Palazzo Falzon – Mdina
Filed under: Uncategorized | Tags: mdina (3), norman house (2), palazzo falzon (2), restoration | November 10th, 2007
The Norman House is situated in Triq Villegaigon, Mdina, and originally was a much smaller construction. The position of the main entrance of the earliest part of the Norman House was different than it is today. The main door overlooked a street that probably existed where the staircase now stands.
This part of the house is considered to date back to the fourteenth century and originally was a one-storey building. Another floor was added in the fifteenth century. As was customary in this period, the ground floor was used as a store, or stables and kitchen whilst the upper floor was used as living quarters. The existing courtyard and staircase date back to the sixteenth century.

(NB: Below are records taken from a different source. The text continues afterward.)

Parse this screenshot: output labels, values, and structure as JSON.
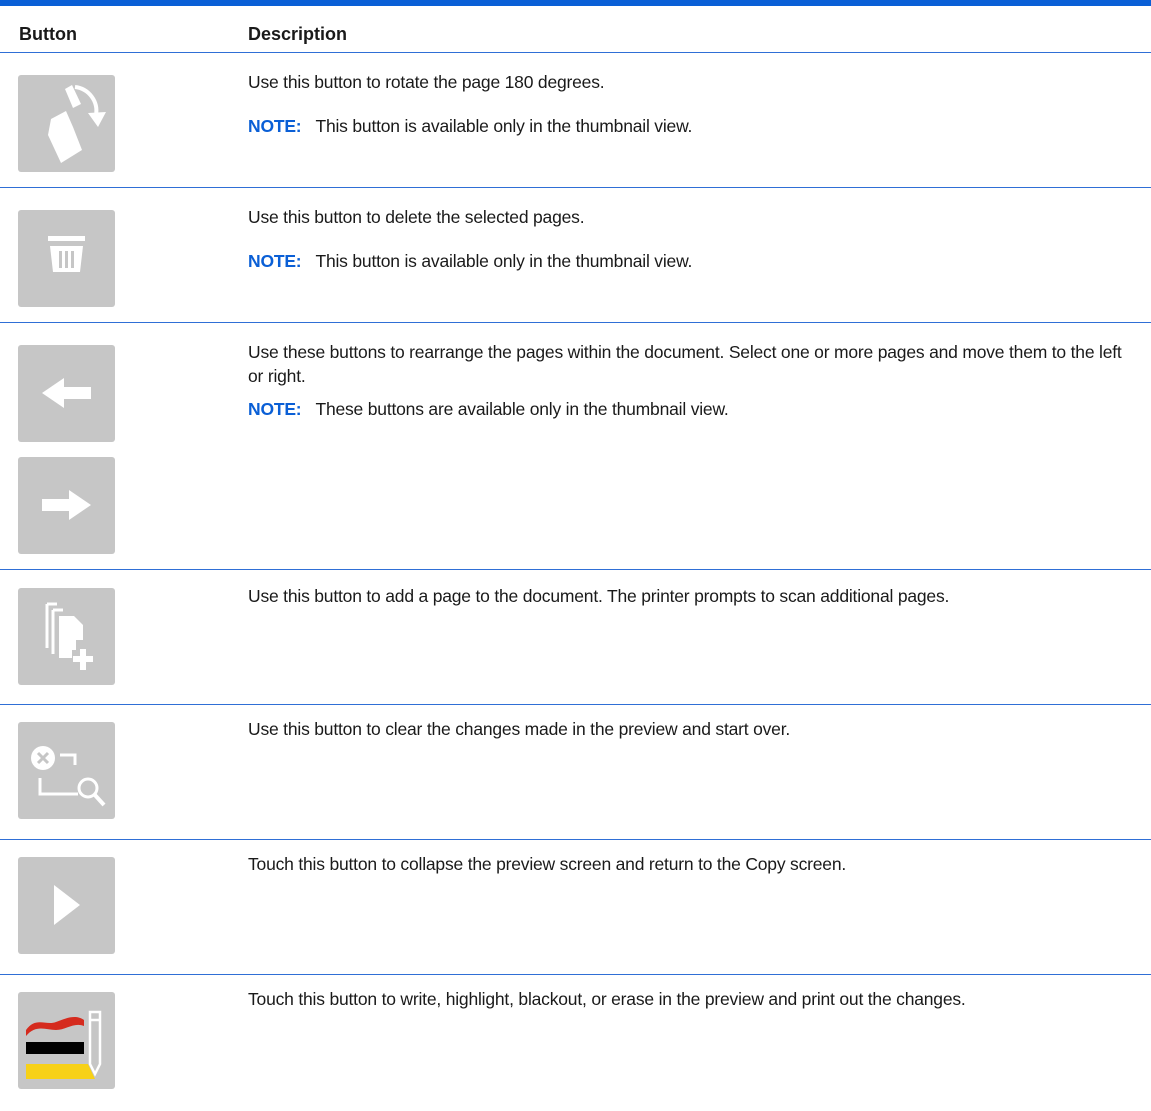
{
  "header": {
    "col_button": "Button",
    "col_description": "Description"
  },
  "rows": [
    {
      "icon": "rotate-page-icon",
      "description": "Use this button to rotate the page 180 degrees.",
      "note_label": "NOTE:",
      "note": "This button is available only in the thumbnail view."
    },
    {
      "icon": "trash-icon",
      "description": "Use this button to delete the selected pages.",
      "note_label": "NOTE:",
      "note": "This button is available only in the thumbnail view."
    },
    {
      "icon": "arrow-left-icon",
      "icon2": "arrow-right-icon",
      "description": "Use these buttons to rearrange the pages within the document. Select one or more pages and move them to the left or right.",
      "note_label": "NOTE:",
      "note": "These buttons are available only in the thumbnail view."
    },
    {
      "icon": "add-page-icon",
      "description": "Use this button to add a page to the document. The printer prompts to scan additional pages."
    },
    {
      "icon": "clear-preview-icon",
      "description": "Use this button to clear the changes made in the preview and start over."
    },
    {
      "icon": "collapse-arrow-icon",
      "description": "Touch this button to collapse the preview screen and return to the Copy screen."
    },
    {
      "icon": "annotate-pencil-icon",
      "description": "Touch this button to write, highlight, blackout, or erase in the preview and print out the changes."
    }
  ],
  "colors": {
    "accent": "#0a5fd6",
    "button_bg": "#c6c6c6",
    "icon_fg": "#ffffff",
    "highlight_red": "#d52b1e",
    "highlight_black": "#000000",
    "highlight_yellow": "#f7d117"
  }
}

The earlier part of the house follows the basic plan of the typical Maltese house or palace of that period. In plan the house at ground floor was divided into three rooms, the central one being a hall, which led to a courtyard at the back. An external staircase leads from the courtyard to the rooms at the first floor level.
The original one storey building had a very plain façade typical of the fourteenth century palace façades. These bleak barrack like façades were in fashion at that time and conscious attempts were made to obtain this effect. However the original plain façade was later changed.
The style of the architecture applied on the façade, namely the pointed arch, is fifteenth century Gothic. Another typical feature used is the triangular corbels. Here they are laid out in a double row below the string cornice and a single row below the cornice.
During the late nineteenth and early twentieth century, restoration works were carried out on the main front elevation of the Norman House. These interventions followed the principles of stylistic restoration in accordance to the school of thought of Viollet-Le-Duc. On the main façade a sham late medieval doorway with drip mouldings replaced a plain square-headed doorway and a narrow lancet window was widened in a segmental headed window. The central courtyard of the Norman House was also reconstructed to resemble examples of the late medieval buildings in Sicily.